Tolaki festival has tourist potential
Tolaki festival has tourist potential
By Zainuddin Bakulu
KENDARI (Antara): Four wooden beams, driven fast into the ground, stand firmly in the center of a wide field supporting two medium-sized gongs, while a man of advanced years is sitting deep in reflection, holding two wooden sticks.
Moving his lips as though reciting a magic spell, he then beats the gongs in an even rhythm to produce a flat sound and tone.
As soon as the sound of the gong reverberates, young and old, as if following instructions, emerge from every corner, hand in hand forming a circle.
All of them dance merrily, their arms and legs moving sideways, then to and fro.
This was the prelude to a social dance known to the Southeast Sulawesi people as molulo, a cultural legacy of the Tolaki people, an ethnic group of the Kendari district, Southeast Sulawesi, who make up 50 percent of the province's total population of 1.4 million people.
This social dance, performed en masse, was the core activity in the Tolaki Cultural Festival held from Oct. 7 to Oct. 12.
Kendari regent, Abdul Razak Porosi said this molulo dance was originally performed in the rice fields at the conclusion of a harvest, or when threshing the rice.
Molulo is a Tolaki word formed from mo meaning "to do" and lulo, meaning "to trample", which is the traditional way to thresh rice before the introduction of a rice huller.
During the glorious days of the Konaweeha kingdom, the largest in the Kendari regency, in the 19th century rice planting was conducted on a large-scale and a lot of people would be needed to thresh the rice.
A harvest feast held by the royal family would include entertainment, not only to express gratitude, but also to stimulate the people to work harder.
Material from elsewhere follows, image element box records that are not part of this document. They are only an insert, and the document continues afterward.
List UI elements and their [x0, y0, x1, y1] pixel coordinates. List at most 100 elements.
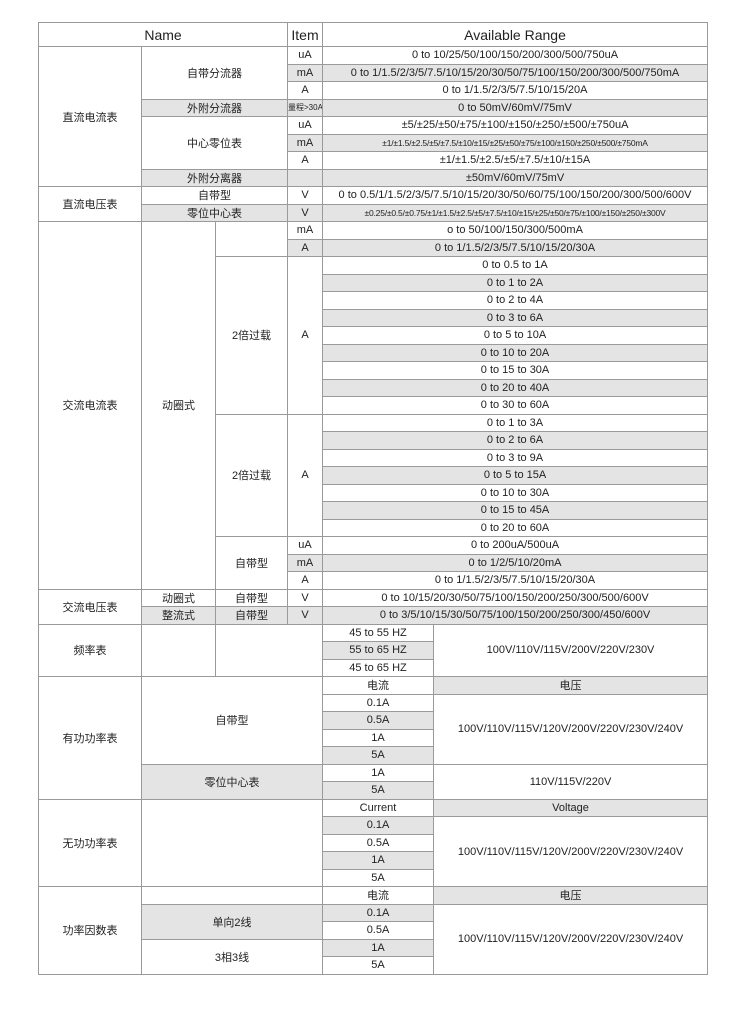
table-row: 整流式 自带型 V 0 to 3/5/10/15/30/50/75/100/150/2…	[39, 606, 709, 625]
table-cell: 整流式	[141, 606, 216, 625]
table-cell: 交流电流表	[38, 221, 142, 590]
table-cell: 0 to 200uA/500uA	[322, 536, 709, 555]
table-row: 0 to 10 to 20A	[39, 343, 709, 362]
table-row: 功率因数表 电流 电压	[38, 886, 709, 975]
table-cell: 0 to 3/5/10/15/30/50/75/100/150/200/250/…	[322, 606, 709, 625]
table-cell: 0 to 1 to 3A	[322, 413, 709, 432]
table-cell: 电压	[433, 676, 709, 695]
table-cell: A	[287, 151, 324, 170]
table-cell: 0 to 1/1.5/2/3/5/7.5/10/15/20/30A	[322, 571, 709, 590]
table-row: 0 to 20 to 40A	[39, 378, 709, 397]
table-row: 无功功率表 Current Voltage	[38, 798, 709, 887]
table-cell: 5A	[322, 868, 435, 887]
table-cell: 110V/115V/220V	[433, 763, 709, 800]
table-cell: 无功功率表	[38, 798, 142, 887]
table-cell: 频率表	[38, 623, 142, 677]
table-row: mA 0 to 1/1.5/2/3/5/7.5/10/15/20/30/50/75…	[39, 63, 709, 82]
table-cell: 0 to 50mV/60mV/75mV	[322, 98, 709, 117]
table-cell: 0 to 2 to 4A	[322, 291, 709, 310]
table-row: 0 to 15 to 45A	[39, 501, 709, 520]
table-row: 5A	[39, 746, 708, 765]
table-row: 0 to 3 to 9A	[39, 448, 709, 467]
table-cell: 0 to 10 to 30A	[322, 483, 709, 502]
table-row: 自带型 uA 0 to 200uA/500uA	[39, 536, 709, 590]
table-cell: 动圈式	[141, 588, 216, 607]
table-cell: 0 to 10/25/50/100/150/200/300/500/750uA	[322, 46, 709, 65]
table-cell: mA	[287, 63, 324, 82]
table-cell: V	[287, 606, 324, 625]
table-cell: mA	[287, 553, 324, 572]
table-cell: 0 to 0.5 to 1A	[322, 256, 709, 275]
table-cell: ±5/±25/±50/±75/±100/±150/±250/±500/±750u…	[322, 116, 709, 135]
table-cell: 动圈式	[141, 221, 216, 590]
table-cell: 自带型	[140, 676, 324, 765]
table-cell: A	[287, 81, 324, 100]
table-row: 中心零位表 uA ±5/±25/±50/±75/±100/±150/±250/±50…	[39, 116, 709, 170]
table-cell: 0 to 1/1.5/2/3/5/7.5/10/15/20/30A	[322, 238, 709, 257]
table-row: 5A	[39, 781, 708, 800]
table-cell: 交流电压表	[38, 588, 142, 625]
table-cell: 45 to 55 HZ	[322, 623, 435, 642]
table-row: 外附分离器 ±50mV/60mV/75mV	[39, 168, 709, 187]
table-cell: V	[287, 203, 324, 222]
table-cell: 1A	[322, 763, 435, 782]
table-cell	[214, 221, 289, 257]
table-row: 0.5A	[39, 833, 708, 852]
table-cell: uA	[287, 46, 324, 65]
table-cell: 单向2线	[140, 903, 324, 940]
header-cell: Item	[287, 22, 324, 47]
table-cell: A	[287, 571, 324, 590]
table-cell: 100V/110V/115V/120V/200V/220V/230V/240V	[433, 693, 709, 765]
table-row: 0 to 3 to 6A	[39, 308, 709, 327]
table-row: 外附分流器 量程>30A 0 to 50mV/60mV/75mV	[39, 98, 709, 117]
table-cell	[141, 623, 216, 677]
table-cell	[214, 623, 324, 677]
table-cell: 自带型	[214, 536, 289, 590]
table-cell: 功率因数表	[38, 886, 142, 975]
table-cell: 外附分流器	[140, 98, 289, 117]
table-cell: uA	[287, 116, 324, 135]
table-row: 2倍过载 A 0 to 1 to 3A	[39, 413, 709, 537]
table-cell: 自带型	[214, 606, 289, 625]
table-row: 5A	[39, 956, 708, 975]
table-row: 55 to 65 HZ	[39, 641, 708, 660]
table-row: 交流电流表 动圈式 mA o to 50/100/150/300/500mA	[38, 221, 709, 590]
table-cell: 0.1A	[322, 693, 435, 712]
table-row: 1A	[39, 851, 708, 870]
table-cell: 零位中心表	[140, 203, 289, 222]
table-cell: 0 to 5 to 15A	[322, 466, 709, 485]
table-row: mA ±1/±1.5/±2.5/±5/±7.5/±10/±15/±25/±50/±…	[39, 133, 709, 152]
table-cell: 量程>30A	[287, 98, 324, 117]
table-cell: 0 to 15 to 30A	[322, 361, 709, 380]
table-cell: 直流电流表	[38, 46, 142, 187]
table-row: 0 to 5 to 15A	[39, 466, 709, 485]
table-cell: 0 to 20 to 40A	[322, 378, 709, 397]
table-cell: 0 to 1/1.5/2/3/5/7.5/10/15/20A	[322, 81, 709, 100]
table-cell: ±1/±1.5/±2.5/±5/±7.5/±10/±15A	[322, 151, 709, 170]
table-cell: o to 50/100/150/300/500mA	[322, 221, 709, 240]
table-cell: 0.1A	[322, 903, 435, 922]
table-row: 0.5A	[39, 711, 708, 730]
table-cell: 3相3线	[140, 938, 324, 975]
table-cell: A	[287, 256, 324, 415]
table-row: 频率表 45 to 55 HZ 100V/110V/115V/200V/220V/2…	[38, 623, 709, 677]
table-cell	[140, 886, 324, 905]
table-cell: 5A	[322, 956, 435, 975]
table-cell: 5A	[322, 781, 435, 800]
header-cell: Name	[37, 22, 289, 47]
table-cell: 自带分流器	[140, 46, 289, 100]
table-row: 3相3线 1A	[39, 938, 708, 975]
table-cell: 1A	[322, 851, 435, 870]
table-cell	[287, 168, 324, 187]
table-cell: 0 to 5 to 10A	[322, 326, 709, 345]
table-cell: 外附分离器	[140, 168, 289, 187]
table-cell: 55 to 65 HZ	[322, 641, 435, 660]
table-cell: 0 to 2 to 6A	[322, 431, 709, 450]
table-cell: mA	[287, 133, 324, 152]
table-cell: 100V/110V/115V/120V/200V/220V/230V/240V	[433, 816, 709, 887]
table-row: Name Item Available Range	[37, 22, 709, 47]
table-cell: 1A	[322, 938, 435, 957]
table-row: 有功功率表 自带型 电流 电压	[38, 676, 709, 800]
Bamboo music and gong beating would accompany feast participants doing meanggo (singing traditional songs).
However, in keeping with modern development, the molulo dance has undergone some modification and is now even performed at wedding parties or at parties thrown to welcome honored guests of the kingdom.
The music has also been modernized. Traditional gongs and drums have now given way to modern electronic musical instruments playing the folk music in a cha-cha rhythm, for example.
For young locals, the molulo dance, performed hand in hand, is an opportunity to express feelings. However, failure to comply with "procedures" would create a commotion -- compliance with these procedures requires any newcomer wishing to join the dance to come from the front and ask permission from the person whose hand she or he is going to hold.
Modern
There are many more Tolaki cultural and dance pieces, all of which need conserving against the influx of modernity.
Some cultural items, customs and mores of the Tolaki people seem to have been forgotten even by the Tolaki themselves. At the village level, for example, a customary administration unit which may pass a customary ruling no longer exists.
Trying to preserve what remains was the aim of the festival.
One main part of the program at this year's festival was an exhibition of the peohala traditional wedding.
Head of Kendari tourism service, Mantu Mustafa, said in the four previous festivals there had been no cultural items unique to Kendari which could be placed on a par with the tourist- flocked Toraja burial ceremonies.
This year the festival featured a number of local customs, historical and archaeological objects and native flora.
Also featured were the kalo sara rite, a sacred ceremony to welcome dignitaries, and the curious peohala custom, a penalty exacted to a young unmarried man caught peeping on a bathing girl.
The kalo sara is a significant symbol, it is made of rattan and circular in shape, and is considered a unifier. It is the Tolaki people's symbol of the highest order.
A wedding, for instance, cannot take place in the absence of a kalo sara.
The symbol exerts great influence. If someone, out of revenge, comes to kill you, you present him a kalo as a token of respect and a sign that you hold yourself in lower esteem than your would-be killer. He will then drop his intentions.
Mantu explained, "If the plan is carried out despite the kalo held by the would-be victim, the murder will be considered a violation against customary law and (locals believe) the person committing the murder will be punished by God."
Mantu said the festival also featured some traditional performances such the moanggo, a musical repertoire with songs of sacred value.
There were also other attractions during the seven-day festival such as mehule (a top game), mebiti (a contest involving kicking on the calf of one's leg), molili (arm wrestling) and kumati (catching a woodcock/woodhen by means of a snare).
Head of the regional tourism office, Sukarna Himsany, admits the lack of promotion for the Kendari Festival and heritage of the Konaweeha kingdom.
Mantu added the absence of customary institutions at the village and district levels has led to the disappearance of Tolaki arts and culture.
Kendari regent Abdul Razak expressed his commitment to reviving tradition; he said, when opening the festival, that the administration is planning to re-establish customary institutions at all administrative levels from the village to the regency.
A representative of elders, he added, would be set up at the regency level at the Tolaki Cultural Park, though it is not yet clear how their influence will take shape.